Martinsville magic: Jeff Gordon wins to punch Chase ticket for Homestead
Jeff Gordon earned an automatic berth in NASCAR's championship race -- where he'll try to win a fifth title in his final season -- with a victory Sunday at Martinsville Speedway.
He has Matt Kenseth to thank for his spot in the final four of the Chase for the Sprint Cup championship.
Kenseth intentionally wrecked Joey Logano -- payback from an incident three races ago -- to take the race leader out with 47 laps remaining. Logano had the dominant car, and Kenseth, who was in an earlier wreck with Brad Keselowski, came back on the track 10 laps down and drove Logano into the wall.

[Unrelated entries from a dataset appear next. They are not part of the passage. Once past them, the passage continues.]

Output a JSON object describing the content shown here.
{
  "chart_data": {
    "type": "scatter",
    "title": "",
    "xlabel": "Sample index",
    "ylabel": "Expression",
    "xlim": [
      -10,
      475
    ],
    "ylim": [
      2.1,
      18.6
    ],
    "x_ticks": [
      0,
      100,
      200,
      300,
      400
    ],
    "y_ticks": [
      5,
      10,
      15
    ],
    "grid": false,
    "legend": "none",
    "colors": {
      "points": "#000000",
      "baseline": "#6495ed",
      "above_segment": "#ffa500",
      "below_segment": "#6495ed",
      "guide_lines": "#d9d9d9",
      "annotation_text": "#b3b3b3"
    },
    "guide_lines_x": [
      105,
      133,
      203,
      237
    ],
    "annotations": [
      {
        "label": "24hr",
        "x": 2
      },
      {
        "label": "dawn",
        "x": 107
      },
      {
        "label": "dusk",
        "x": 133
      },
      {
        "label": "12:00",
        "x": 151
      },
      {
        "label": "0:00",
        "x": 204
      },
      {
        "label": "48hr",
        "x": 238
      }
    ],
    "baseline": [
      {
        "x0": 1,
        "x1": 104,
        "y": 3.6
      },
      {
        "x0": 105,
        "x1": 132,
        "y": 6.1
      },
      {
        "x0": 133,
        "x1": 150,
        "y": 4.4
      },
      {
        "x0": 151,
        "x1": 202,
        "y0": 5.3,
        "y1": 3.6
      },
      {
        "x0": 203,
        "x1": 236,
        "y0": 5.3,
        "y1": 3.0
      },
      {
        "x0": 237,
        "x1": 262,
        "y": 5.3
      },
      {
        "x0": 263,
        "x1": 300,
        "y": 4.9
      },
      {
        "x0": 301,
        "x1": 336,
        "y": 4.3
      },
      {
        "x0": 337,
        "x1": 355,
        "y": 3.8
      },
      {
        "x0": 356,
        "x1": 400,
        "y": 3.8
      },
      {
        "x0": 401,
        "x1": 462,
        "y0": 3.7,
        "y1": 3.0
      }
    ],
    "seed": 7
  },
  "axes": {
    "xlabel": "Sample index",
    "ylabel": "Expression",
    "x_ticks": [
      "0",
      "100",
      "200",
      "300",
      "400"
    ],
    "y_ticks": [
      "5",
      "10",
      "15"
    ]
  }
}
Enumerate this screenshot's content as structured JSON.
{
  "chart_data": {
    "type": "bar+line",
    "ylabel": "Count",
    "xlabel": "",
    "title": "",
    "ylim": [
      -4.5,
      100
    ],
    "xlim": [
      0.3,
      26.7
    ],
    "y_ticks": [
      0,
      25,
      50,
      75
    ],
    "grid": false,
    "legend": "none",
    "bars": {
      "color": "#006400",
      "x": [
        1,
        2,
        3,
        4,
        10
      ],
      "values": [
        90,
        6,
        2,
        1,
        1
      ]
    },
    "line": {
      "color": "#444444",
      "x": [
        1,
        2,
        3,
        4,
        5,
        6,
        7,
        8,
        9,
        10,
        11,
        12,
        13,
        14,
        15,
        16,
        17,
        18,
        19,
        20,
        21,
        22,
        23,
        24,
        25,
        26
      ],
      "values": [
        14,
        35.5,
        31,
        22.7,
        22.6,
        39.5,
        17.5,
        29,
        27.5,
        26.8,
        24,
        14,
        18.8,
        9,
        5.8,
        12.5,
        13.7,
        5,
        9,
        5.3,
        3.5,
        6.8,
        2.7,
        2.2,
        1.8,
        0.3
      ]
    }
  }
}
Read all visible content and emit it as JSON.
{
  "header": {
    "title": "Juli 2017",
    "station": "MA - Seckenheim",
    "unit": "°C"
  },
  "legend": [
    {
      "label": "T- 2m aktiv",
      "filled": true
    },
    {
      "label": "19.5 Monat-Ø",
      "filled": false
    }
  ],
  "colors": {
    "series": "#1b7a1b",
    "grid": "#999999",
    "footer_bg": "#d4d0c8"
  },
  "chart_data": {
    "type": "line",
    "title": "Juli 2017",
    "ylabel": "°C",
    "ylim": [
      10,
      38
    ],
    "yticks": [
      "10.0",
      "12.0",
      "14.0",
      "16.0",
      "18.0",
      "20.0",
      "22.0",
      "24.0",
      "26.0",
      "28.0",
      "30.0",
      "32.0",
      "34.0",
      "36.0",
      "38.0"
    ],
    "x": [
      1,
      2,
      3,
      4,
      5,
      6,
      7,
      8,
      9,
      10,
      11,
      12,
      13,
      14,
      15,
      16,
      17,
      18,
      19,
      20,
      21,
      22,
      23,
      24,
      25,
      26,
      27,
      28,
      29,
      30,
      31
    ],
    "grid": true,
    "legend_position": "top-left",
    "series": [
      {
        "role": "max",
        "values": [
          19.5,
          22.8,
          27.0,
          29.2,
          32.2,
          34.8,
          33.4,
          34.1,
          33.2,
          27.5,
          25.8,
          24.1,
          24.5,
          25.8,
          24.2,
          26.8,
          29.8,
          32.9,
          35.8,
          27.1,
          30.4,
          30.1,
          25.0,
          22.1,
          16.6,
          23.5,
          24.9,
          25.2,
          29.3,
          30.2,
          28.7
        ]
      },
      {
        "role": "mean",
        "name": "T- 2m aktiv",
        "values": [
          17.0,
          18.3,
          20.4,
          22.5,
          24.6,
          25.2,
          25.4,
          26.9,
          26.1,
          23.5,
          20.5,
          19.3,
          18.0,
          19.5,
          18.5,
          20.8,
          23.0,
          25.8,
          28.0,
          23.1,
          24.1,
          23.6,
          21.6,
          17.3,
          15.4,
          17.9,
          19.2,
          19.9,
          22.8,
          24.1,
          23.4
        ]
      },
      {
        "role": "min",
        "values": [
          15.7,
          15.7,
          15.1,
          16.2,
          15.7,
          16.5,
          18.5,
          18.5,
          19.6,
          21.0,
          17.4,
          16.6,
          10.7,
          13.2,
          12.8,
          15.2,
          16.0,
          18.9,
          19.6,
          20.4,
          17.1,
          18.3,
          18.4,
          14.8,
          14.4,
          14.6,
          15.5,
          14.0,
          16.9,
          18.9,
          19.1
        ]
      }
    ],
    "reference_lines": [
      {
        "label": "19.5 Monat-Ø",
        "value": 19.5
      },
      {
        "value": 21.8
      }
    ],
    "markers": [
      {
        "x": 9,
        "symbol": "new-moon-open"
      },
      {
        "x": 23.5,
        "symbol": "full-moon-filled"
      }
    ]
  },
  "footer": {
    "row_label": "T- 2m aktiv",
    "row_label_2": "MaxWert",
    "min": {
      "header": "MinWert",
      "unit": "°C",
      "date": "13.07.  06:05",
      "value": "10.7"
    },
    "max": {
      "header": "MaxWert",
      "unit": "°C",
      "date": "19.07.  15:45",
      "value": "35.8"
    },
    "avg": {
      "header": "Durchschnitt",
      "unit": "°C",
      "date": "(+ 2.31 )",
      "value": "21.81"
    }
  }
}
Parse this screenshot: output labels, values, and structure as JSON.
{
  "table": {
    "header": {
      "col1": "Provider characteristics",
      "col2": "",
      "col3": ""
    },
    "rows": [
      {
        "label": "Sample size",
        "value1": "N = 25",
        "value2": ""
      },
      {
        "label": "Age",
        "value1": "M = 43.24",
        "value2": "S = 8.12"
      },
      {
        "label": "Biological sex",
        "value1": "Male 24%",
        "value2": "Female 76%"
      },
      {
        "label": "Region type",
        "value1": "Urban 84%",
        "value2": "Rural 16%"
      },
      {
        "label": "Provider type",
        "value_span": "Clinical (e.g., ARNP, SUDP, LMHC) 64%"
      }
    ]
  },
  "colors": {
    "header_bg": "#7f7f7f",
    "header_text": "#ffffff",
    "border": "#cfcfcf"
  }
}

Logano had led 207 of the 500 laps and was furious. His father, Tom, had to be pushed into the team hauler by the crew chief as the crowd cheered wildly in support of Kenseth.
Kenseth downplayed the incident, deadpanning it was a result of his earlier incident with Keselowski, who had led 143 laps as the two Team Penske teammates were the class of the field. Instead of celebrating a win and a spot in the Nov. 22 finale at Homestead-Miami Speedway, Logano is last in the eight-driver field and Keselowski is sixth.
Gordon, though, is in after his ninth career victory at Martinsville.
"We're going to Homestead!" he screamed.
The four-time NASCAR champion won for the first time this season and first time in 39 races. It was his 93rd career victory and put him in position to ride into retirement with the long coveted fifth title.
One of the greatest drivers in NASCAR history, he hasn't won a title since his 2001 championship. He celebrated the win by jumping around the frontstretch like a little boy on Christmas morning, then he jumped into the arms of his exuberant Hendrick Motorsports crew.
As he stood in Victory Lane, his two young children racing in for hugs, he couldn't contain his glee.
"It was a joke, I'm coming back next year!" he joked. "This is the sweetest, most amazing feeling."
He still had to earn the win after Logano was knocked from the race. Gordon had to chase down AJ Allmendinger and Denny Hamlin on a restart, then hold off Jamie McMurray on a restart with two laps remaining.
There are two races remaining for the rest of the final four to be set, and Logano has a lot of work to do to make it back to the championship for the second year.
He was racing for his fourth consecutive victory, but there was a looming suspicion that Kenseth would get in the way.
Kenseth had been leading in the closing laps three weeks ago at Kansas Speedway when Logano spun him out of the way for the win. Kenseth has been furious since, and was eliminated last week from the Chase.
Logano felt Kenseth's move was dirty.
"I think what happened at Kansas is a completely different deal. We were racing for the win and he blocks you a few times and then we raced hard and he blocked me the last time and we spun out," Logano said. "Here it was just a complete coward move, especially for a championship race car driver and race team. Just a complete coward. I don't have anything else to say. It's a chicken-you-know-what move to completely take out the leader when your race is over."
The two drivers have not talked since Kansas, and even though they were in the care center together after the accident, there was no conversation.
"They won't let me get to him," Logano said of NASCAR.
Kenseth tried hard to dismiss Sunday's accident as a byproduct of earlier contact with Keselowski -- a wreck that sent both Kenseth and Keselowski to the garage. But he was summoned to the NASCAR hauler after the race for a meeting that his crew chief and car owner Joe Gibbs attended.
Kenseth eventually revealed why the wreck happened at Martinsville, the first of three races to set the championship field.
"He's got a couple races left, he's got the best car, he might get a couple of wins here and still have a shot at it," Kenseth said. He also indicated that payback had to be done.
"You never like to be in these situations. They really stink, to be honest with you, but sometimes you get put in these spots and you've got to try to keep respect in the garage area," Kenseth said.